Electronic – Multiple transformers to generate high voltage

All it takes to make high voltage AC is low voltage AC and a transformer.

To make high voltage DC, you have to chop it into (what else) AC, run it through a transformer, and then rectify it back to DC. Quite a bit more hardware is necessary.

So, with mass produced products, there's a strong economic bias to use AC high voltage, so that's what you'll see, unless there's a compelling reason that the high voltage needs to be DC.

A transformer essentially converts between voltage and current using a magnetic field. Because it is a conversion, then if the process is 100% efficient, then the output power and input power must be equal:

$$P_{in} = P_{out}$$

If they are not equal, then either you are losing energy in the transformer (inefficiencies), or gaining energy (perpetual motion anyone?!). The former can happen, the latter can't.

So based on this, what can we say about the voltage and current? Well, we know that:

$$P = I V$$

So: $$I_{in}V_{in} = I_{out}V_{out}$$

Lets say that you have a step up transformer with 10 turns on the primary and 50 turns on the secondary. This means you have a turns ratio of:

$$n = \frac{50}{10} = 5$$

So that means that the voltage will be increased by a factor of 5 (\$V_{out} = 5\times V_{in}\$). So what happens to the current?

$$I_{in}V_{in} = 5V_{in}\times(I_{out})$$

In order for both sides of that to stay equal (can't get energy from nothing!), then the current must be divided by 5. Basically you can say that:

$$I_{out} = \frac{1}{n}I_{in}\space\space\space\space\space\space\space\space\space V_{out} = nV_{in}$$

So what happens if you have a fixed load and change the number of turns?
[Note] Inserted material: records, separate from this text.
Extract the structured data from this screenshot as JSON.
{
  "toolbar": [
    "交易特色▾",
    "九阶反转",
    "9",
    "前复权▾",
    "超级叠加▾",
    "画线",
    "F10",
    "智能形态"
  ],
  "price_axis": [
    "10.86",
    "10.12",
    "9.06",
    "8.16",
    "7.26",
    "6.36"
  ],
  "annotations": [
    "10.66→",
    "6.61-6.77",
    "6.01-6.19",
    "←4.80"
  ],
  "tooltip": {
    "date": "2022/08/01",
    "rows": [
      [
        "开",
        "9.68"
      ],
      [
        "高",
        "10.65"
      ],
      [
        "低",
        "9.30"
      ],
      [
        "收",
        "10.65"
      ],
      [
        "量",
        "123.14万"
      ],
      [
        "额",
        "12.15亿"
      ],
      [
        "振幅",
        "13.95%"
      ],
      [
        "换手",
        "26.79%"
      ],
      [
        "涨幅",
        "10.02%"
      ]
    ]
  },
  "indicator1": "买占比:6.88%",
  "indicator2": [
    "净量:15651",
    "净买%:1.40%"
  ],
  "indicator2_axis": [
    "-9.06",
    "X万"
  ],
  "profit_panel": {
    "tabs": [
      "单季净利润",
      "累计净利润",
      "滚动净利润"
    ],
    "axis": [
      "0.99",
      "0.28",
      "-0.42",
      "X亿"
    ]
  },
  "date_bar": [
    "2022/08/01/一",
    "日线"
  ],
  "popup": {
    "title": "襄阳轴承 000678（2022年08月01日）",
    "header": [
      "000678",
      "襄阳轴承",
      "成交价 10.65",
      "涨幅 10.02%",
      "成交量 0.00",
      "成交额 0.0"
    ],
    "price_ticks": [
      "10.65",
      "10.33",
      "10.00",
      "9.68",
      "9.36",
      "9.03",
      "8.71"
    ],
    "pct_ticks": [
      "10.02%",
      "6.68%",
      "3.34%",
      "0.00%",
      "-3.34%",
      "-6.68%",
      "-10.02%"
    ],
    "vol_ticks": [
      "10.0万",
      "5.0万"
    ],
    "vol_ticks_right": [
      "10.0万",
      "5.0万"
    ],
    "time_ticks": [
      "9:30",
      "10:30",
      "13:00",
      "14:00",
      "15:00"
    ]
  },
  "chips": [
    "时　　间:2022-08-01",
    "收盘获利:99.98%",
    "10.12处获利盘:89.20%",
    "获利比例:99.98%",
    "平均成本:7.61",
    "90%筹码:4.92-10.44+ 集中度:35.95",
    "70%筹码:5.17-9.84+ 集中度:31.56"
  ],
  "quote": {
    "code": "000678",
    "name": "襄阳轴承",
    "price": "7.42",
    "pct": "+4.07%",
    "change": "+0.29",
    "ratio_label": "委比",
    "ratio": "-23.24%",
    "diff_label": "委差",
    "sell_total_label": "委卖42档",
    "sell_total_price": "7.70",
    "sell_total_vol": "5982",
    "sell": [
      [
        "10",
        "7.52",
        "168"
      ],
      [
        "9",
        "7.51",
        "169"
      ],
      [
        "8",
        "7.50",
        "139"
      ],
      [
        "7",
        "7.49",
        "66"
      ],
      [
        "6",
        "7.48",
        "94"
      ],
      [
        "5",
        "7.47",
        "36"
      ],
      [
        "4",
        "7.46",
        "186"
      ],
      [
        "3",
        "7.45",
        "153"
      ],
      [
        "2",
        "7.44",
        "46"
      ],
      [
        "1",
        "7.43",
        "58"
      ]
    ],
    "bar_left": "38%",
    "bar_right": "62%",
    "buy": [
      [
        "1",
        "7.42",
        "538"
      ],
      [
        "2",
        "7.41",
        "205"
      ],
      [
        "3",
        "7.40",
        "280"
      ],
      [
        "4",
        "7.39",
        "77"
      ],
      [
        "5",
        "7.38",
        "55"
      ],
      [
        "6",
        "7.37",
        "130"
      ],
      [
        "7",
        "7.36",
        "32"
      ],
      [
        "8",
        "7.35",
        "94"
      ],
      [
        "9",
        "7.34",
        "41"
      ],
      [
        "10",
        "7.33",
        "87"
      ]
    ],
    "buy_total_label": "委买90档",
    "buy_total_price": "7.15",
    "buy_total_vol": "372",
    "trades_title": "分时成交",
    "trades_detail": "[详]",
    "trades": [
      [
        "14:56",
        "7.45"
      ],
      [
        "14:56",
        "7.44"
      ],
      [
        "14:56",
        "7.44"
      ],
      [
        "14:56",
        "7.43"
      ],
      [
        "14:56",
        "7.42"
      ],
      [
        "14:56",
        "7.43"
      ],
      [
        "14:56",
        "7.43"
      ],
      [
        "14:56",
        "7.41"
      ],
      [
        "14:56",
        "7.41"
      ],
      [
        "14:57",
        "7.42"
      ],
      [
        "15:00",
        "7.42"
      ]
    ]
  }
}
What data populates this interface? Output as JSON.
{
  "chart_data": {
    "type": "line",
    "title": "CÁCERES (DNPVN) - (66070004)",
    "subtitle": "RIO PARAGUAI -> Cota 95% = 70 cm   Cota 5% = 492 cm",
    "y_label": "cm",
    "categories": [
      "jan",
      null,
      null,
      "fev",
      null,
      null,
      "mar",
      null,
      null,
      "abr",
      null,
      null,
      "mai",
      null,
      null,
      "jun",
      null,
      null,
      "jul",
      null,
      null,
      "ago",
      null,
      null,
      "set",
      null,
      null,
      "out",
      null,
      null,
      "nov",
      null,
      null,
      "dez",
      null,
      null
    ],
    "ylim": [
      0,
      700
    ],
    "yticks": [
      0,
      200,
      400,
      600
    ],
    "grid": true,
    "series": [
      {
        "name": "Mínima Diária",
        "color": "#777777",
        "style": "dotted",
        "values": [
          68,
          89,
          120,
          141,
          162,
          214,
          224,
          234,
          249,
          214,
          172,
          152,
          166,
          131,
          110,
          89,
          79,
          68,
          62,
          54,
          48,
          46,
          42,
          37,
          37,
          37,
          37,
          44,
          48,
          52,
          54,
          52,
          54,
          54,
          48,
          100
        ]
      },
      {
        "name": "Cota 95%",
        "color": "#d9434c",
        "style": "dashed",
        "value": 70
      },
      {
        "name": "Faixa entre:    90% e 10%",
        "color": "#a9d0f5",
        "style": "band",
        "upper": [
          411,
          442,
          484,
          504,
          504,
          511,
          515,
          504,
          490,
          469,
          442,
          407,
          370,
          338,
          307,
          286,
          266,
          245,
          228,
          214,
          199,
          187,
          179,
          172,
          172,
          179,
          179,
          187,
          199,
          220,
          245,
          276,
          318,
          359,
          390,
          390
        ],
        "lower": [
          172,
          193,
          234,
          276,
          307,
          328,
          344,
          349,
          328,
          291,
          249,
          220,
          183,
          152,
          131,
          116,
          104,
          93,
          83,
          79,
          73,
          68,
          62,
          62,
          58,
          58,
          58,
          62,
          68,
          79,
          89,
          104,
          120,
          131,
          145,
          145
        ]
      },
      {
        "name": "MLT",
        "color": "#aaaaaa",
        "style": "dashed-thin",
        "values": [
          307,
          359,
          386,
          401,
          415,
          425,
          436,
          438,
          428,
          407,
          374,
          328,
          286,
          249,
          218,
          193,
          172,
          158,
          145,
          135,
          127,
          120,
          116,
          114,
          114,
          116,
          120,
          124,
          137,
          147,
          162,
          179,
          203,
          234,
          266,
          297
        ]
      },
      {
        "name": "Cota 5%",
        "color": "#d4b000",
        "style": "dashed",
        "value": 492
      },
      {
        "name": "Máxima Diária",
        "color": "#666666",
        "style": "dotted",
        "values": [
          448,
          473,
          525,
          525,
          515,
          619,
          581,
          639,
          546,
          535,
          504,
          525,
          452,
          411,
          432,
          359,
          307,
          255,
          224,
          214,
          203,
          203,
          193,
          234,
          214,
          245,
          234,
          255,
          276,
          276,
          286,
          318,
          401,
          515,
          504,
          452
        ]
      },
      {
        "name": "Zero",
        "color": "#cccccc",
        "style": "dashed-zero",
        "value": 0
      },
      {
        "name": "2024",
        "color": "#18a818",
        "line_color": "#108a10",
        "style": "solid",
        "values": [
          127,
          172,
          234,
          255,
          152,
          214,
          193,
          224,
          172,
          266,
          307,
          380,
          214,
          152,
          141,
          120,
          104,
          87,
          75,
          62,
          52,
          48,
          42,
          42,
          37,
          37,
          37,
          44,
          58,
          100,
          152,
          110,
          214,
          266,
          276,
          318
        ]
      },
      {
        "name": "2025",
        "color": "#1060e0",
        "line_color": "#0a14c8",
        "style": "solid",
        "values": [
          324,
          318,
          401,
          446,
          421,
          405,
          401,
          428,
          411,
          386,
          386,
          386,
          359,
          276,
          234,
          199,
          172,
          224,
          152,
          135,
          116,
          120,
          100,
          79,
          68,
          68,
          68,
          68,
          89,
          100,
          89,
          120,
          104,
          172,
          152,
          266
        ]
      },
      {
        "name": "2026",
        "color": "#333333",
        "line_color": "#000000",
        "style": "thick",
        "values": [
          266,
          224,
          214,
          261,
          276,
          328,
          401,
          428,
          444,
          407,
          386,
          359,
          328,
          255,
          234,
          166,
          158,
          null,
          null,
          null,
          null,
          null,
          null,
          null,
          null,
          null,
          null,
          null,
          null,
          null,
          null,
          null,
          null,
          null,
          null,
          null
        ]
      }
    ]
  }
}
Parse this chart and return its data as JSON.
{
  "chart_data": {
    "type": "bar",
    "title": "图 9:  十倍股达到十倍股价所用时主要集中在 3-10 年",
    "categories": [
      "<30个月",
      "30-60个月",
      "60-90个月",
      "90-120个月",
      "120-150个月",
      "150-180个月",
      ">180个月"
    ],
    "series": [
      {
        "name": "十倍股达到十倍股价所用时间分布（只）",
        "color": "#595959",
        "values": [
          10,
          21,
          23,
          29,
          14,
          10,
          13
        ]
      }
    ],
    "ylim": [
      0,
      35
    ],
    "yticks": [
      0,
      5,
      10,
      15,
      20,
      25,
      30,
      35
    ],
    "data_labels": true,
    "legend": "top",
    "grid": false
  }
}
Lets do an example. We shall say that the input voltage is \$10\mathrm{V}\$, the transformer initially steps up by a factor of \$n=1\$, and then later by a factor of \$n=5\$. In both cases the output load is a \$2\Omega\$ resistor.

In the first case, your calculations are correct.

$$V_{out} = n\times V_{in} = 10\mathrm{V}$$ $$I_{out} = \frac{V_{out}}{R_L} = \frac{10}{2} = 5\mathrm{A}$$ $$I_{in} = n\times I_{out} = 5\mathrm{A}$$

Now lets go for \$n=5\$.

$$V_{out} = n\times V_{in} = 5\times 10 = 50\mathrm{V}$$ $$I_{out} = \frac{V_{out}}{R_L} = \frac{50}{2} = 25\mathrm{A}$$

Great, these match what you are saying. But this is where everything changes. We do the last step of the calculation:

$$I_{in} = n\times I_{out} = 5\times 25 = 125\mathrm{A}$$

Ahh, there we go. Notice that the input current goes up, quite considerably. This makes the scales balance so to speak - power in goes up in order to cope with the large power requirements of the load.